I guess the word "much" has different meanings to different people. How much is much? In 2012, HHS had a student/teacher ratio of 13.2; in 2013 it was 12.1; RHS in 2012 was at 16.7 and in 2013 was 15.9; WFHS in 2012 was 15.9 and in 2013 was 14.2. All info from AEIS and TAPR data. So, I guess is 1.2 less students "much" lower?

"Didn't now we were talking about UIL activities, thought we were talking about school enrollments."- Compare Apples to Apples not Oranges to Apples.... You know exactly what you are doing. You want to present a part of the truth but not the whole truth. Your deception is a creative way to gain followers on here. Your data at times are spot on but more than any it's partial data that doesn't tell all the truth. By trying to compare our schools to schools that doesn't have UIL athletics is ludicrous and is deceitful. Hal you taught your students better than this......

In regards to Toyota-FACTS->"They looked at a lot of things — the location, cost of real estate,” Rawlings said about Toyota. “But they want a school … The 7-Eleven CEO said, ‘I need to be where our families are sending their kids to school,’ and they are not sending them to DISD.” -Says it all!
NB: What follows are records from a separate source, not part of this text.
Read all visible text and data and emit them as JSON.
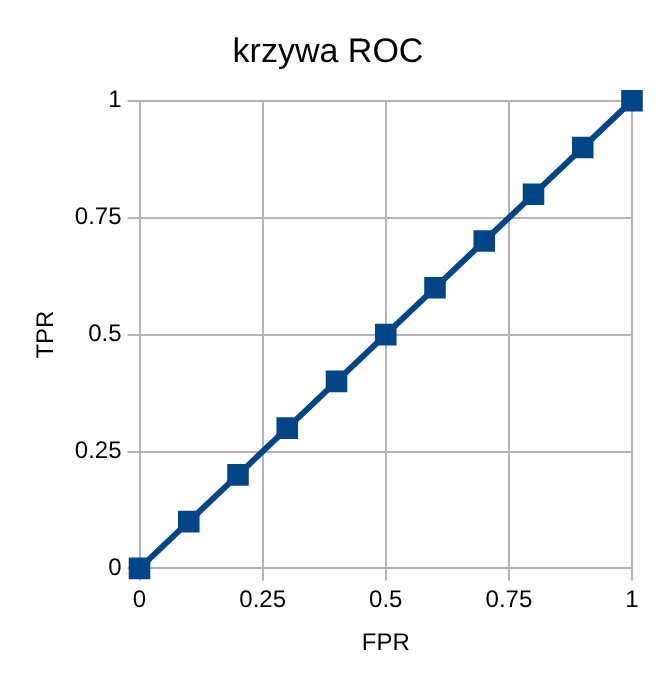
{
  "chart_data": {
    "type": "line",
    "title": "krzywa ROC",
    "xlabel": "FPR",
    "ylabel": "TPR",
    "x": [
      0,
      0.1,
      0.2,
      0.3,
      0.4,
      0.5,
      0.6,
      0.7,
      0.8,
      0.9,
      1
    ],
    "series": [
      {
        "color": "#004586",
        "values": [
          0,
          0.1,
          0.2,
          0.3,
          0.4,
          0.5,
          0.6,
          0.7,
          0.8,
          0.9,
          1
        ]
      }
    ],
    "xlim": [
      0,
      1
    ],
    "ylim": [
      0,
      1
    ],
    "xticks": [
      0,
      0.25,
      0.5,
      0.75,
      1
    ],
    "yticks": [
      0,
      0.25,
      0.5,
      0.75,
      1
    ],
    "grid": true,
    "marker": "square",
    "line_style": "solid",
    "legend": false
  }
}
This is really a simple answer and understanding, you will tarnish it and make it grey.

Give me proof that WFHS or HHS "moved some sub populations around" - proof, not rumor or innuendo. -> My proof is the principal at each campus (classroom teachers don't know administrator business): FACT!

The number 1400 has a factual meaning that can be measured, in your case your data was wrong. higher is higher: FACT!

Please address the issue of AYP... Is my statement about the stages correct?

WFFL writes:

in response to freddyfender:

"Take a look at the 2013 TAPR data from the TEA’s website. Hirschi High School, enrollment 702, met the accountability standards and had Academic Achievement in the areas of Reading/ELA and Mathematics. Wichita Falls High School, enrollment 1,473, met the accountability standards and had Academic Achievement in the areas of Reading/ELA and Mathematics. Rider High School, enrollment 1,696, met the accountability standards, no areas of Academic Achievement."
---->Look further back beyond 2013 at both WFHS & HHS. WFHS WAS IN STAGE III AYP & HHS was in STAGE I (MAYBE STAGE II). Now, since WFHS has played the game and moved some sub populations around there scores have increased (kudos to admin). Hirschi has done the same and you've seen improvement as well. It wasnt too long ago that rumors were floating around that WFHS was going to get shut down because of this???? How is this possible with a lower population and better teacher to student ratio? If you say smaller enrollments are better.

AYP is a garbage indicator of student success.

Those numbers only matter to people who care about state and federal money and that is it. Real educators know that the two biggest indicators of student success are socio-economic status, and the education of the student's parents. When schools with high populations of these demographics struggle to meet arbitrary standards like AYP, it is due to systemic problems prevalent in the very ideology of our public education system.

What's more, any sanctions placed on such a school failing to meet AYP has all the effect of throwing a drowning man a cinder block.

The fact that WFHS and HHS have made such great progress (in spite of the issues ingrained in our educational system) is truly inspiring. Those teachers have worked tirelessly to provide their students the support necessary for their success. Too bad people like you refuse to give them credit for their dedication and hard work.

Administrators can keep all the secrets they want, but if large groups of students were being shuffled through campuses, believe me, this town would know about it. How would that even be possible with our choice program? Nice conspiracy theory though.

All I need to know to vote against this bond is that it is being supported by such dishonest people.